Wednesday, March 8, 2023

Some Links for the Times

obstacle course race
If we normally think of life as a marathon, today’s world makes it feel like a Tough Mudder course — harder, slower, and way dirtier. We’re going to start a series soon on some biblical guidance for navigating this obstacle course, but this week I thought it’d be useful to offer you some other people’s thoughts on the matter.

Raising Up a Child in an Age of Deconstruction

In my younger parenting days, I idolized those parents who were five or ten years ahead of me in parenting. You know the ones–their kids were polite, respectful, happy, Christian kids. I longed for my little ones to grow up like them. But now I have teenagers, and those older friends have young adults. It’s been with increasing dread that I’ve watched these further-along families crushed under a mountain of sorrow over their young-adult children who are walking into destruction.

♦ Why Even Secularists Might Not Like A Post-Christian West

The West is becoming Post-Christian. And while many secular commentators are happy with this state of affairs, there may well come a day when they, their secular children or grandchildren yearn for the time when Christianity had greater influence in the West.

Does that sound far-fetched? Not if we explore what a Post-Christian West looks like.

♦ The Benedict Option's Vision for a Christian Village

Rod Dreher's Benedict Option was fairly controversial a few years ago, but I think much of the criticism was based on a misunderstanding of what he was proposing. We don't have to agree with everything he said to find value in his approach. In this Christianity Today article, Dreher summarizes his idea.

Today, Christians who hold to the biblical teaching about sex and marriage have the same status in culture and, increasingly, in law, as racists. The culture war that began with the sexual revolution in the 1960s has now ended in defeat for Christian conservatives. The cultural left—which is to say, the American mainstream—has no intention of living in postwar peace. It is pressing forward with a harsh, relentless occupation, one that is aided by the cluelessness of Christians who don’t understand what’s happening.
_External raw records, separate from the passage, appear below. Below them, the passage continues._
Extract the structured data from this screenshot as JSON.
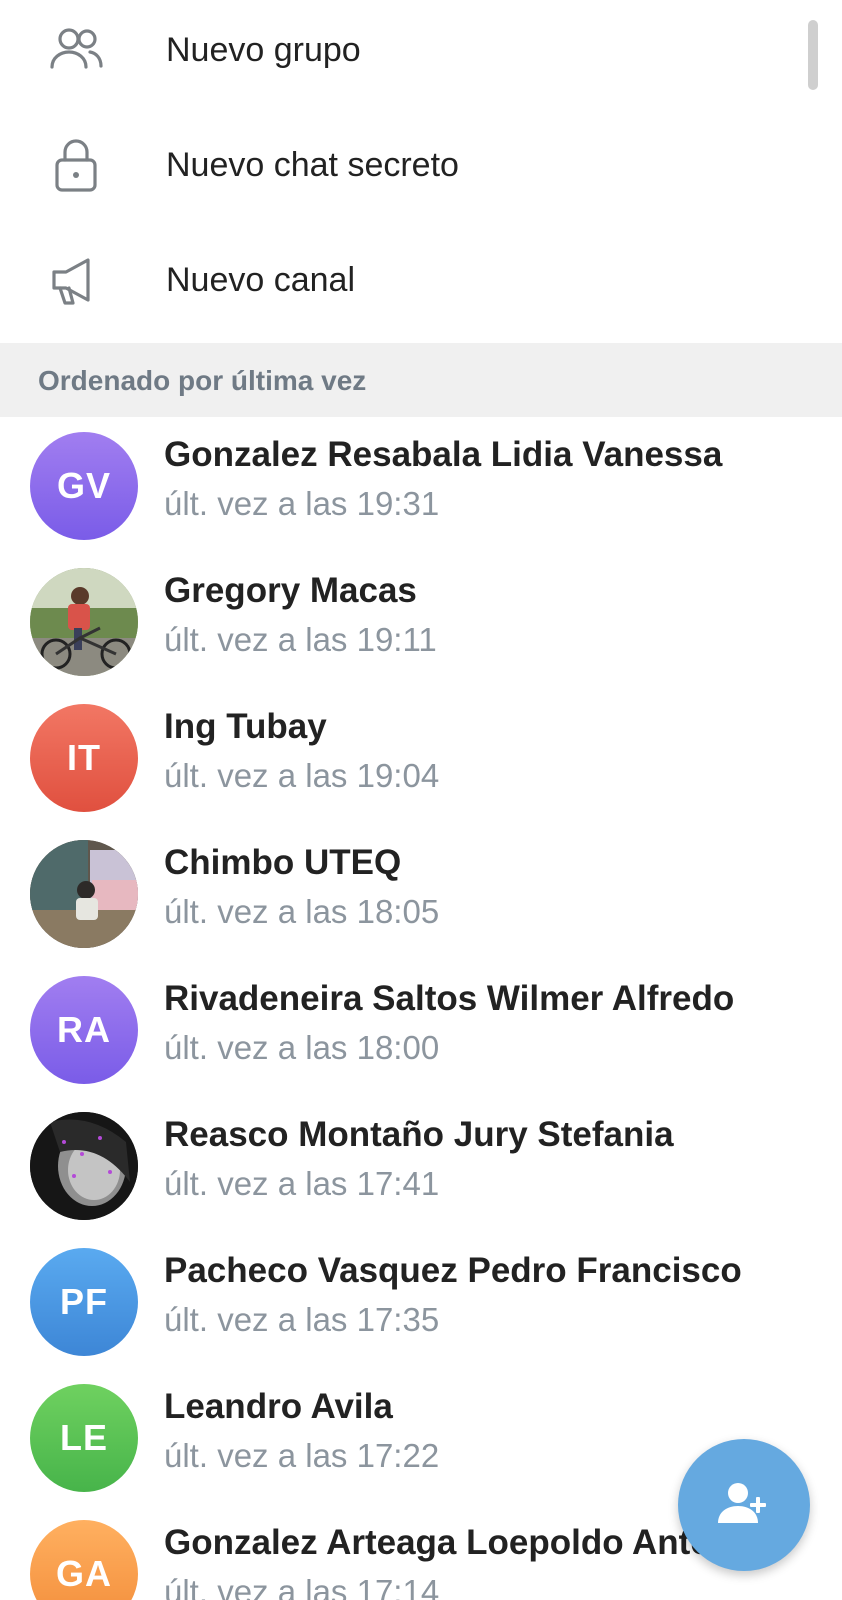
{
  "menu": {
    "items": [
      {
        "label": "Nuevo grupo",
        "icon": "group-icon"
      },
      {
        "label": "Nuevo chat secreto",
        "icon": "lock-icon"
      },
      {
        "label": "Nuevo canal",
        "icon": "megaphone-icon"
      }
    ]
  },
  "section": {
    "header": "Ordenado por última vez"
  },
  "contacts": [
    {
      "name": "Gonzalez Resabala Lidia Vanessa",
      "status": "últ. vez a las 19:31",
      "initials": "GV",
      "avatar": "initials",
      "color_top": "#a17ef0",
      "color_bottom": "#7a5ce8"
    },
    {
      "name": "Gregory Macas",
      "status": "últ. vez a las 19:11",
      "initials": "",
      "avatar": "photo-bike"
    },
    {
      "name": "Ing Tubay",
      "status": "últ. vez a las 19:04",
      "initials": "IT",
      "avatar": "initials",
      "color_top": "#f27764",
      "color_bottom": "#e0503f"
    },
    {
      "name": "Chimbo UTEQ",
      "status": "últ. vez a las 18:05",
      "initials": "",
      "avatar": "photo-room"
    },
    {
      "name": "Rivadeneira Saltos Wilmer Alfredo",
      "status": "últ. vez a las 18:00",
      "initials": "RA",
      "avatar": "initials",
      "color_top": "#a17ef0",
      "color_bottom": "#7a5ce8"
    },
    {
      "name": "Reasco Montaño Jury Stefania",
      "status": "últ. vez a las 17:41",
      "initials": "",
      "avatar": "photo-dark"
    },
    {
      "name": "Pacheco Vasquez Pedro Francisco",
      "status": "últ. vez a las 17:35",
      "initials": "PF",
      "avatar": "initials",
      "color_top": "#5aaaf0",
      "color_bottom": "#3d86d6"
    },
    {
      "name": "Leandro Avila",
      "status": "últ. vez a las 17:22",
      "initials": "LE",
      "avatar": "initials",
      "color_top": "#6fd160",
      "color_bottom": "#47b44a"
    },
    {
      "name": "Gonzalez Arteaga Loepoldo Anto",
      "status": "últ. vez a las 17:14",
      "initials": "GA",
      "avatar": "initials",
      "color_top": "#ffb060",
      "color_bottom": "#f38d3a"
    }
  ],
  "fab": {
    "icon": "add-contact-icon",
    "color": "#65a9e0"
  }
}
I have written The Benedict Option to wake up the church, and to encourage it to act to strengthen itself, while there is still time. If we want to survive, we have to return to the roots of our faith, both in thought and in deed. We are going to have to learn habits of the heart forgotten by believers in the West. We are going to have to change our lives, and our approach to life, in radical ways. In short, we are going to have to be the church, without compromise, no matter what it costs.

♦ We Are All Apologists Now

Finally, this is a sermon by Timothy Paul Jones. You can watch the video or read his manuscript. It’s 36 minutes well spent.

Authentic Christian faith has always pressed against prevailing cultures, even when the people in those cultures have considered themselves to be Christians. The point is that, for centuries, faithfulness to a Christian way of life was widely assumed to contribute positively to the social order in Western contexts. Even when the truthfulness of Christianity was questioned and the demands of Christianity were rejected, the positive impact of Christianity was broadly assumed.

Today, however, it can no longer be assumed that Christian morality is understood to be good for the world. The public practice of Christian ethics is increasingly perceived as incompatible with human dignity and flourishing. This change has been underway for generations, but the precise stakes of this change have become more clear in recent years.